Maybe I’m just burned out on flesh eating, rotten, putrefying gross out gore fiction (and there was no solid indication that The Girl With All The Gifts would have turned in to that – I didn’t stick around long enough to find out).  Maybe there’s been overkill after pop culture has inundated us with zombies and other vile, mutant malevolence not just in literature, but in television, cinema, gaming.

Or maybe, perhaps more honestly, I’m just so much of a Pollyanna that I find it too hard to read about a bright, hopeful child who turns into a mindless slavering creature when exposed to the scent of human skin (or rather a group of such children – the central character of Melanie already had started to figure out how to overcome those destructive urges) regardless of how well it’s written.  Or again, perhaps it was the political hatred of the military vs the scientific vs the “Junkers” (re: survivalists) to the detriment of all that put me over the edge – because it was well written and therefore that much more believable.  Bottom line, I guess I’m too much of a soft thing to even wait it out to see if there was redemption at the end.

Regardless of genre, I find it hard to read a book where negativity (even understandable negativity) and hardship are constant, such as one would find if the world were in the grips of a zombie apocalypse.  Or a massive epidemic.  Or a global environmental catastrophe.  Or an untenable alien invasion.

Not that I don’t read such things.  Not that I don’t enjoy them, even.  I confuse myself sometimes.  (Ha!  I often confuse myself when I stop and think about things.)

Maybe that’s why I like reading fantasy, and science fiction – the negativity and hardship are somewhat removed from my reality.  That way, even if the odds seem impossible, or it seems like every character I grow close to ends up either dying or being compromised or dealt a harder hand than expected (hello, Game of Thrones?) I can hang on to the hope that everything – or at least substantial things – will be all right in the end.  I can better take the disappointment, or even the despair, if it is once or twice or three times removed from my own foreseeable situation.  I mean, if the zombie apocalypse should break out tomorrow, I’ll be one of the first to go.  I don’t need a Facebook quiz to tell me that.  Or if a nuclear holocaust were to change the landscape in which I live, where the very air itself were to be a poison and civilization were to devolve, if comforts that I’ve been inclined to rely on disappear, then I will as well.  I’m not a survivor, or at least I can’t see myself being one, even though I desperately would want to be.  I just don’t have the skills.
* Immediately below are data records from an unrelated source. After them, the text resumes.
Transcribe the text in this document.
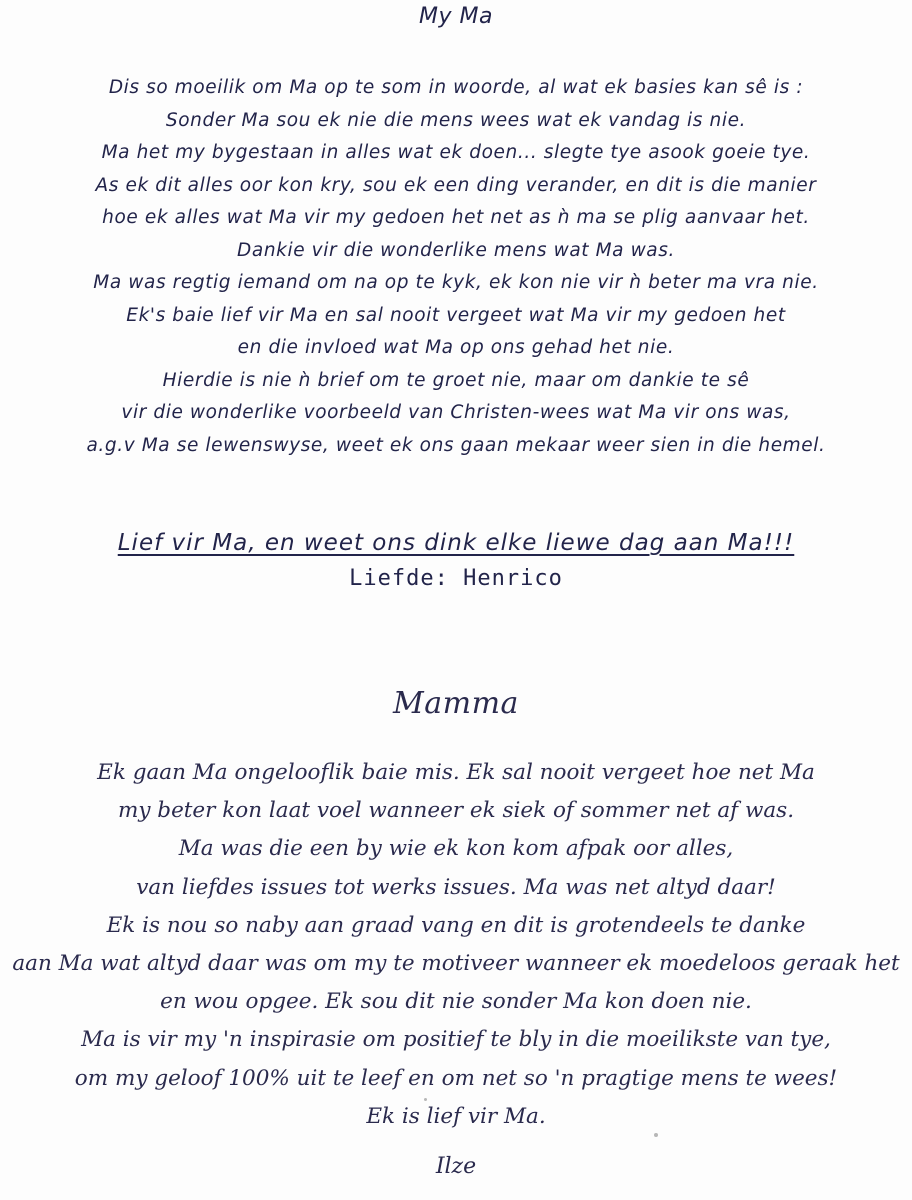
My Ma
Dis so moeilik om Ma op te som in woorde, al wat ek basies kan sê is :
Sonder Ma sou ek nie die mens wees wat ek vandag is nie.
Ma het my bygestaan in alles wat ek doen... slegte tye asook goeie tye.
As ek dit alles oor kon kry, sou ek een ding verander, en dit is die manier
hoe ek alles wat Ma vir my gedoen het net as ǹ ma se plig aanvaar het.
Dankie vir die wonderlike mens wat Ma was.
Ma was regtig iemand om na op te kyk, ek kon nie vir ǹ beter ma vra nie.
Ek's baie lief vir Ma en sal nooit vergeet wat Ma vir my gedoen het
en die invloed wat Ma op ons gehad het nie.
Hierdie is nie ǹ brief om te groet nie, maar om dankie te sê
vir die wonderlike voorbeeld van Christen-wees wat Ma vir ons was,
a.g.v Ma se lewenswyse, weet ek ons gaan mekaar weer sien in die hemel.
Lief vir Ma, en weet ons dink elke liewe dag aan Ma!!!
Liefde: Henrico
Mamma
Ek gaan Ma ongelooflik baie mis. Ek sal nooit vergeet hoe net Ma
my beter kon laat voel wanneer ek siek of sommer net af was.
Ma was die een by wie ek kon kom afpak oor alles,
van liefdes issues tot werks issues. Ma was net altyd daar!
Ek is nou so naby aan graad vang en dit is grotendeels te danke
aan Ma wat altyd daar was om my te motiveer wanneer ek moedeloos geraak het
en wou opgee. Ek sou dit nie sonder Ma kon doen nie.
Ma is vir my 'n inspirasie om positief te bly in die moeilikste van tye,
om my geloof 100% uit te leef en om net so 'n pragtige mens te wees!
Ek is lief vir Ma.
Ilze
But thousands of years into the future?  I’m not gonna be there anyway.  In some sort of alternate world, some other universe or history than my own?  Why not?  It’s not like I’m going to find myself living there.  Even in the more accessible stratums of corporate board rooms or elite policing precincts or heck, even wizarding schools, I can relate on some level, but not place myself there.  My feet will never trod those boards, except in my imagination.

So I want stories that, if they are dire, if they are outside my ability to relate a positive outcome were I plopped into the middle of them, at least would be stories where it would take a radical shift in reality to have me hanging out there.  Preferably without human flesh eating monsters, at any rate.

Does that make me a wimp?  Perhaps it does.  (Here’s the part where I give a literal shrug.)  Ultimately, I don’t mind if it does.  There are so many books out there, if I miss a few, even if they are really well done, because they make my world too dark?

Well, unlike being in the midst of the zombie apocalypse, I can live with that.